Representante da esquerda francesa visita o Brasil

O Brasil recebeu neste fim de semana a primeira visita de um candidato às eleições legislativas da França, que se realizam (em dois turnos) nos dias 10 e 17 de junho.

Raquel Garrido, secretária nacional do jovem Partido de Esquerda (PG, da sigla em francês), disputará a cadeira que representa os franceses radicados nas Américas Central e do Sul e no Caribe — "do México à Patagônia", como definiu ela própria em entrevista por telefone, em meio aos preparativos finais para um périplo que incluirá escalas no Rio de Janeiro e em São Paulo.

Nascida no Chile, sob a ditadura do general Augusto Pinochet, acompanhou a família no exílio, primeiro no Canadá e por fim na França, onde se casou e construiu uma família que, na sua definição, retrata a natureza de seu país de adoção como "uma pátria política, republicana, a pátria da liberdade, da igualdade e da fraternidade".

Durante a campanha para o primeiro turno da eleição presidencial francesa, Raquel foi a porta-voz para assuntos internacionais do líder de seu partido, Jean-Luc Mélenchon, candidato pela Frente de Esquerda (FDG), uma coalizão integrada também pelo Partido Comunista e outras legendas à esquerda do Partido Socialista (PS), do recém-empossado presidente François Hollande.

Da origem americana e da filiação política, a candidata cultivou afinidades com os governos do PT, que incluem um típico encontro com a então candidata Dilma Rousseff quando ela visitou Paris, em junho de 2010 — as duas assistiram, em companhia de dirigentes do PG e do hoje ministro da Justiça José Eduardo Cardozo, à estreia do Brasil na Copa da África do Sul, contra a Coreia do Norte. A seguir, algumas das principais passagens da conversa com Raquel Garrido:

Correio:
Qual é a mensagem da Frente de Esquerda para os franceses que vivem na América Latina?
Raquel: A América Latina é uma região de primeira importância do ponto de vista estratégico, para a França, no contexto desse novo mundo multipolar. Os governos de direita privilegiaram o isolamento da França em uma política atlantista que priorizou as relações com os Estados Unidos. Isso ficou evidente na reintegração das tropas francesas à cadeia de comando da Otan e na maneira como atrelaram o país às aventuras militares protagonizadas por Washington. A Frente de Esquerda defende que a França pratique uma diplomacia independente e soberana, que privilegie a aproximação com os grandes países emergentes — não apenas com o Brasil, apesar de toda a sua importância, mas com toda a América Latina.

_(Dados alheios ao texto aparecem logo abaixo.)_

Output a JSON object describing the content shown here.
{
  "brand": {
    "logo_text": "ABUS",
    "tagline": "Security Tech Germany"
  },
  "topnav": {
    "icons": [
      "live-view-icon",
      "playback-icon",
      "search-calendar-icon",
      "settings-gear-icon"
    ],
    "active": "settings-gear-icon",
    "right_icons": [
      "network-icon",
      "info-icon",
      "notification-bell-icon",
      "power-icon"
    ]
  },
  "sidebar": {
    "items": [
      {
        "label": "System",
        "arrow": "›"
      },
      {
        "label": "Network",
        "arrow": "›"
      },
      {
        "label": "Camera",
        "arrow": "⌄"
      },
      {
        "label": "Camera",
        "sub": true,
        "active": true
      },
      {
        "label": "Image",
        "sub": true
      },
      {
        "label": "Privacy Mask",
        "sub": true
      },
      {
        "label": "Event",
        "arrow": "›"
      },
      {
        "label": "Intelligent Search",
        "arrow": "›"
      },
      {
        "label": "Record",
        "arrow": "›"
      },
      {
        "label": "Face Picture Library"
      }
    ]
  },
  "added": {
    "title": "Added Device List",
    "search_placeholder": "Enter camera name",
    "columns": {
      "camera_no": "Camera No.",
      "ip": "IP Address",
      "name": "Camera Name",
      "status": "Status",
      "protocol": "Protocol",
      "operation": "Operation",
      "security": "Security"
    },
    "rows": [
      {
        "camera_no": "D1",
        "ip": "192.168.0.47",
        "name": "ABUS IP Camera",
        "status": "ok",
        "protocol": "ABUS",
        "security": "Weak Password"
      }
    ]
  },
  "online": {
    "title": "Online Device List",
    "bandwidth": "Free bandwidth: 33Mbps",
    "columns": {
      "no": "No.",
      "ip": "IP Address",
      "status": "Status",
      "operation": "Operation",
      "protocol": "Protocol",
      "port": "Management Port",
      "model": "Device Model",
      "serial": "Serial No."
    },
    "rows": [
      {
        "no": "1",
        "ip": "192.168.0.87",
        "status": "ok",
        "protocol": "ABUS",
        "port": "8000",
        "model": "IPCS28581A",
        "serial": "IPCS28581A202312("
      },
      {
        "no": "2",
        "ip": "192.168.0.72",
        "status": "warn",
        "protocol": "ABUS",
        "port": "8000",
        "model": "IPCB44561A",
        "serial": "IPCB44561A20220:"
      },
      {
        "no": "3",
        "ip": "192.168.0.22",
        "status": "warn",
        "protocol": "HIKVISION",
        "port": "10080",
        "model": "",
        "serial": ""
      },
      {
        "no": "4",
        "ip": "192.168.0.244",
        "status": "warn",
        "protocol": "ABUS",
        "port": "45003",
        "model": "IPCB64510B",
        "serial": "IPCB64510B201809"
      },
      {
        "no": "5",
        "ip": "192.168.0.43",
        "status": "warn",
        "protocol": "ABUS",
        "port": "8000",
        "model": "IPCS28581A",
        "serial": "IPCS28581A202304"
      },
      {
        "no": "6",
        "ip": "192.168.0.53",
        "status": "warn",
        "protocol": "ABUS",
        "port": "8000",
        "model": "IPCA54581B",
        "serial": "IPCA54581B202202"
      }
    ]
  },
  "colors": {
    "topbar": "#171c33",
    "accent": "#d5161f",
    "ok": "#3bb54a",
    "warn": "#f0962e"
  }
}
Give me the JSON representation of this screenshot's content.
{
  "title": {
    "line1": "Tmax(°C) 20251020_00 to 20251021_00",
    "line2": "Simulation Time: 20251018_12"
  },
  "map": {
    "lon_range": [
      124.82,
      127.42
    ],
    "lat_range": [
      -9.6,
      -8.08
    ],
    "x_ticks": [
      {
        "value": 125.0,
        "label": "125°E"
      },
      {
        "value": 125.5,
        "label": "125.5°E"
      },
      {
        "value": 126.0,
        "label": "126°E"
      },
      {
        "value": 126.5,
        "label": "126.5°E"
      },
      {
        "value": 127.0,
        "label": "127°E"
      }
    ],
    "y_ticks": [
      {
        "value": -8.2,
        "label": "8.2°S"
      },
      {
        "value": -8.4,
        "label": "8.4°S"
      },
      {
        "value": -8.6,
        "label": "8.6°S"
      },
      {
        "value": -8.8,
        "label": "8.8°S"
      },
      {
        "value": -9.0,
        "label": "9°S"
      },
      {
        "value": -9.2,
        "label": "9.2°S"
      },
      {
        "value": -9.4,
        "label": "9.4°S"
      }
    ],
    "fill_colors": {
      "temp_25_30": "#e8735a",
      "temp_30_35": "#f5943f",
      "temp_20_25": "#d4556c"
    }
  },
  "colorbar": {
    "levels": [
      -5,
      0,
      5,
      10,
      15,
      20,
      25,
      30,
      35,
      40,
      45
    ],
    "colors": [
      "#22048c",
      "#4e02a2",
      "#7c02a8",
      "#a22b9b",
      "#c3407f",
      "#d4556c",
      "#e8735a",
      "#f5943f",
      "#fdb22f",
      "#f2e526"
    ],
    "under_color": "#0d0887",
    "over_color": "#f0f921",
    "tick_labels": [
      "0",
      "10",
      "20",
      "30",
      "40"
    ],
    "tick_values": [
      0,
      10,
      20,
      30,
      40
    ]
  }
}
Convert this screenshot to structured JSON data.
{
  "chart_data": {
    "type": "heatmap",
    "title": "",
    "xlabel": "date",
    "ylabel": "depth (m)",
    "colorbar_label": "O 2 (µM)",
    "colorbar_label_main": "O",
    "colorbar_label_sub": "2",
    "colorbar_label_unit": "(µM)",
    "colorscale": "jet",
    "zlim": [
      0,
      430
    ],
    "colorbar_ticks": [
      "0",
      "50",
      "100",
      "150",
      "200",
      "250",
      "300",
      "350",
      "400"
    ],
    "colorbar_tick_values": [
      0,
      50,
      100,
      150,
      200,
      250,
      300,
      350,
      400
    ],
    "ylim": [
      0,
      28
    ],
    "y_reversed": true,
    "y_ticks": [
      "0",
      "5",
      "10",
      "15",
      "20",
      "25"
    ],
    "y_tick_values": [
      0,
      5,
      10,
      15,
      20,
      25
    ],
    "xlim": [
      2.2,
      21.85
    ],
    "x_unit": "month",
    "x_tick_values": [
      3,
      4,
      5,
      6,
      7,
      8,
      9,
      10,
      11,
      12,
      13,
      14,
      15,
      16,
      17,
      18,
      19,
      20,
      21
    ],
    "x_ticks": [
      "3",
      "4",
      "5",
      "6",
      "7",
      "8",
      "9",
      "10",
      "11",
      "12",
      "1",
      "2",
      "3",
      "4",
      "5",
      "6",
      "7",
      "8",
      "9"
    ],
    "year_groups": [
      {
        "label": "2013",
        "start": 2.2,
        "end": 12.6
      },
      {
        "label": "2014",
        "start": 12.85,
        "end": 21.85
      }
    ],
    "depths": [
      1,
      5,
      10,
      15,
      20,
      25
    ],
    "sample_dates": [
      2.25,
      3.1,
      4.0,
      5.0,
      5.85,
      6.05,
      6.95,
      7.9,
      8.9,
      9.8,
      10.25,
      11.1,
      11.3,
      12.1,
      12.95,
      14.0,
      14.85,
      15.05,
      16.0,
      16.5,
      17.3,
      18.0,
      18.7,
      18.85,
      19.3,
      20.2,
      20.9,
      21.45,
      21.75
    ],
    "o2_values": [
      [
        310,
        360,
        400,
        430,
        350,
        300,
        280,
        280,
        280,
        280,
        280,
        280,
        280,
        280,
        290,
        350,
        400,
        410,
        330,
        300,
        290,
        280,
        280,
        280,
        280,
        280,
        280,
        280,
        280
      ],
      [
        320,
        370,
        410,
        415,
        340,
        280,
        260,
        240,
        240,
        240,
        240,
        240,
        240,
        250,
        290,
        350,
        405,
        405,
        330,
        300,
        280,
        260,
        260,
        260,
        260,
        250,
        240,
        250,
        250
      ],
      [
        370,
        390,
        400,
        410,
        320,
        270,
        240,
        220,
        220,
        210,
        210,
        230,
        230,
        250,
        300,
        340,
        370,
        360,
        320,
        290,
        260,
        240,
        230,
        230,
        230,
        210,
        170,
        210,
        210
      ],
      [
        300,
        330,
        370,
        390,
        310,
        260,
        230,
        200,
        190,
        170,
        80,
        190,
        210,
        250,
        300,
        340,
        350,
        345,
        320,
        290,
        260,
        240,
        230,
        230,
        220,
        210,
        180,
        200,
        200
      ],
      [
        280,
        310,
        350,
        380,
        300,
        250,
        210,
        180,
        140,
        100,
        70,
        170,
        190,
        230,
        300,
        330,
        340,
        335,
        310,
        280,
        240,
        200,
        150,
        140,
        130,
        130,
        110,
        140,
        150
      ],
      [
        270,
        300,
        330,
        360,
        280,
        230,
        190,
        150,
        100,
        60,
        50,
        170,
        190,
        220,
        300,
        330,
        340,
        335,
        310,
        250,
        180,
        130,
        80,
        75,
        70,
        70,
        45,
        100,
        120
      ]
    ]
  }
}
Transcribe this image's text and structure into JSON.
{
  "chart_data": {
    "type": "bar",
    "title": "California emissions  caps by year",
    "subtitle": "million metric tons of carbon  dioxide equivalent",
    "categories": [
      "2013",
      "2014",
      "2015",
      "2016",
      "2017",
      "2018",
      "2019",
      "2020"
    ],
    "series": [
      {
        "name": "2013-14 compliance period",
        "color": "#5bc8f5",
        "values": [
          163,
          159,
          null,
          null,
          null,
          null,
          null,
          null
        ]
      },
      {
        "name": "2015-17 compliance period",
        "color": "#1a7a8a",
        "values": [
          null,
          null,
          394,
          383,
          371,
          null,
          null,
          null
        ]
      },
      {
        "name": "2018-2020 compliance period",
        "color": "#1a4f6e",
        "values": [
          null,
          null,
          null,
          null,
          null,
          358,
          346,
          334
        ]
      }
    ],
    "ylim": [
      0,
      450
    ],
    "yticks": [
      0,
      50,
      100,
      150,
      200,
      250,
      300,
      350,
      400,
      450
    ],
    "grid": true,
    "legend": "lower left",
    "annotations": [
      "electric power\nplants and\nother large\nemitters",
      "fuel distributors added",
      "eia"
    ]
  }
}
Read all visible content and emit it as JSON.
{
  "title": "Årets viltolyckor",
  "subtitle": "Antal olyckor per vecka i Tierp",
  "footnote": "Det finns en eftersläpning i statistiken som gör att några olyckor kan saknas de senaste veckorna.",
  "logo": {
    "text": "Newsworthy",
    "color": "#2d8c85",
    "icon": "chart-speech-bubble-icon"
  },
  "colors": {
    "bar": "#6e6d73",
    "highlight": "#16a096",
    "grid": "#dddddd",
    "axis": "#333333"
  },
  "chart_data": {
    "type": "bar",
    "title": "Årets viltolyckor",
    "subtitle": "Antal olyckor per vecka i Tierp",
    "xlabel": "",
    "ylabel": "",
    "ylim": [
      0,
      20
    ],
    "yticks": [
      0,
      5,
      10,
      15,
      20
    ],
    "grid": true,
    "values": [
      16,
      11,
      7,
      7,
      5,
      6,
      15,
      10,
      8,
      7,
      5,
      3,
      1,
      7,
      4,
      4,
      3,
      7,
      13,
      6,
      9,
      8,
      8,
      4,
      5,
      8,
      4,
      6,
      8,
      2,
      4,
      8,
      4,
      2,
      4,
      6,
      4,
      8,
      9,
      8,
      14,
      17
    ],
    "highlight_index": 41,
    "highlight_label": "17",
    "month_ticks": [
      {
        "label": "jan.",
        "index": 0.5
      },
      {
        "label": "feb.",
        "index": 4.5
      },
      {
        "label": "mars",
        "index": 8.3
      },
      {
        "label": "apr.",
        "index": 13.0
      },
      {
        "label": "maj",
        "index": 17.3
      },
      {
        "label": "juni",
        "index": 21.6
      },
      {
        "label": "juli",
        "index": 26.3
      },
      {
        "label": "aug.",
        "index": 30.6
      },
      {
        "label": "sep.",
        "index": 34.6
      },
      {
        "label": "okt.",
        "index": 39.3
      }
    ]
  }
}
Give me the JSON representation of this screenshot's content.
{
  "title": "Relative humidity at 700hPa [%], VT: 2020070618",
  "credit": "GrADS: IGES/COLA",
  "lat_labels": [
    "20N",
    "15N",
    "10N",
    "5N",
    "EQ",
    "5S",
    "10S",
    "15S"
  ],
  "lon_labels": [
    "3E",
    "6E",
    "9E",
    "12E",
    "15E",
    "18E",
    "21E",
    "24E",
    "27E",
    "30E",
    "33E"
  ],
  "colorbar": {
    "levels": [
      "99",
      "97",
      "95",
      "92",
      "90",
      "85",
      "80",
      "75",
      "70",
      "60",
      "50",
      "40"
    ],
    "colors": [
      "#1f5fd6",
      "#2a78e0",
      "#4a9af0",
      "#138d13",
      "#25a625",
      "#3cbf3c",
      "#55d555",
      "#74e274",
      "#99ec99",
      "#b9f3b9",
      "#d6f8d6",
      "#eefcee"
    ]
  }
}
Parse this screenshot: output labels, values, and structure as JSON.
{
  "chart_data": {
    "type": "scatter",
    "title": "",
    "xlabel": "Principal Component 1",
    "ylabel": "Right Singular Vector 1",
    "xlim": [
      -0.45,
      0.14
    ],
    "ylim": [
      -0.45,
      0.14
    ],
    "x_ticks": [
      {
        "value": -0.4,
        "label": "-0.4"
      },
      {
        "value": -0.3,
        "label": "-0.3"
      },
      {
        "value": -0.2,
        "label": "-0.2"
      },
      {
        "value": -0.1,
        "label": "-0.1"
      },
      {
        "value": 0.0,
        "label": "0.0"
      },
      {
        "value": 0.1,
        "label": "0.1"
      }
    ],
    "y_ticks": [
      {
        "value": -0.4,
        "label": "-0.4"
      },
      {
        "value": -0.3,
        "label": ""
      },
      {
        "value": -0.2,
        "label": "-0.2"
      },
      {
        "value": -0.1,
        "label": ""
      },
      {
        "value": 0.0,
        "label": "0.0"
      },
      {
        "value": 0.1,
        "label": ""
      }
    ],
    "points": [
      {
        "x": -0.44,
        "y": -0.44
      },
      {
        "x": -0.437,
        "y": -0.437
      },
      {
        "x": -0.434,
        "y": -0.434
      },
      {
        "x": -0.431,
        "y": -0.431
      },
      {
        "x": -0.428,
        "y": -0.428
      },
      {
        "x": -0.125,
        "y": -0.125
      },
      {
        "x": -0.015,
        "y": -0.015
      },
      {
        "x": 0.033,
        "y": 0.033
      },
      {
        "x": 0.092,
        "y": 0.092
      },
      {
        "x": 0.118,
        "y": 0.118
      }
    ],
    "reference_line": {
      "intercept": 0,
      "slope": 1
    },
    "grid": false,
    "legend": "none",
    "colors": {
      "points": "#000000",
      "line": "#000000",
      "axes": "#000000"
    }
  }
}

Correio: Você espera alguma mudança de orientação com a vitória de Hollande e a escolha de Laurent Fabius para o Quai D"Orsay?
Raquel: Fabius não é um político de tradição atlantista, e terá uma nova visão como chanceler, talvez menos atrelada aos Estados Unidos. Mas resta saber como se colocará Hollande, que claramente não defende um rompimento com a Otan.

Correio: Com relação ao Brasil, que tem uma parceria estratégica com a França, qual é a sua expectativa? Como deve ficar a cooperação no terreno da defesa?
Raquel: As relações com o Brasil devem se aprofundar em todos os terrenos, dentro dessa visão de uma nova geopolítica para um mundo multipolar. Temos muitos pontos em comum, entre eles a concepção de que a ONU deve ser a instituição primordial nas relações internacionais. E isso dentro da perspectiva de uma reforma que reforce a voz dos grandes países emergentes em instâncias como o Conselho de Segurança. A ausência do Brasil no conselho é uma aberração. Por isso entendemos que a opção do Brasil pela cooperação com a França no terreno da defesa deve ser vista desse ponto de vista de uma opção pela soberania e pela independência.

Correio:
A América Latina viveu nas últimas décadas o debate entre crescimento e austeridade. Existe aí alguma lição para a Europa de hoje?
Raquel: Absolutamente sim. E os franceses da América Latina são os mesmos que acompanharam esse debate. A França votou nas eleições presidenciais sob essa mesma perspectiva e agora o governo de François Hollande fala em renegociar o tratado de austeridade firmado na União Europeia e imposto a países como a Grécia, a Espanha e a Irlanda. É o mesmíssimo remédio receitado pelo FMI aos países latino-americanos, nos anos 1980. A Frente de Esquerda se bateu na campanha presidencial não apenas pelo crescimento, mas por um novo paradigma de desenvolvimento que chamamos de planificação ecológica. Não se trata simplesmente de defender o crescimento pelo crescimento.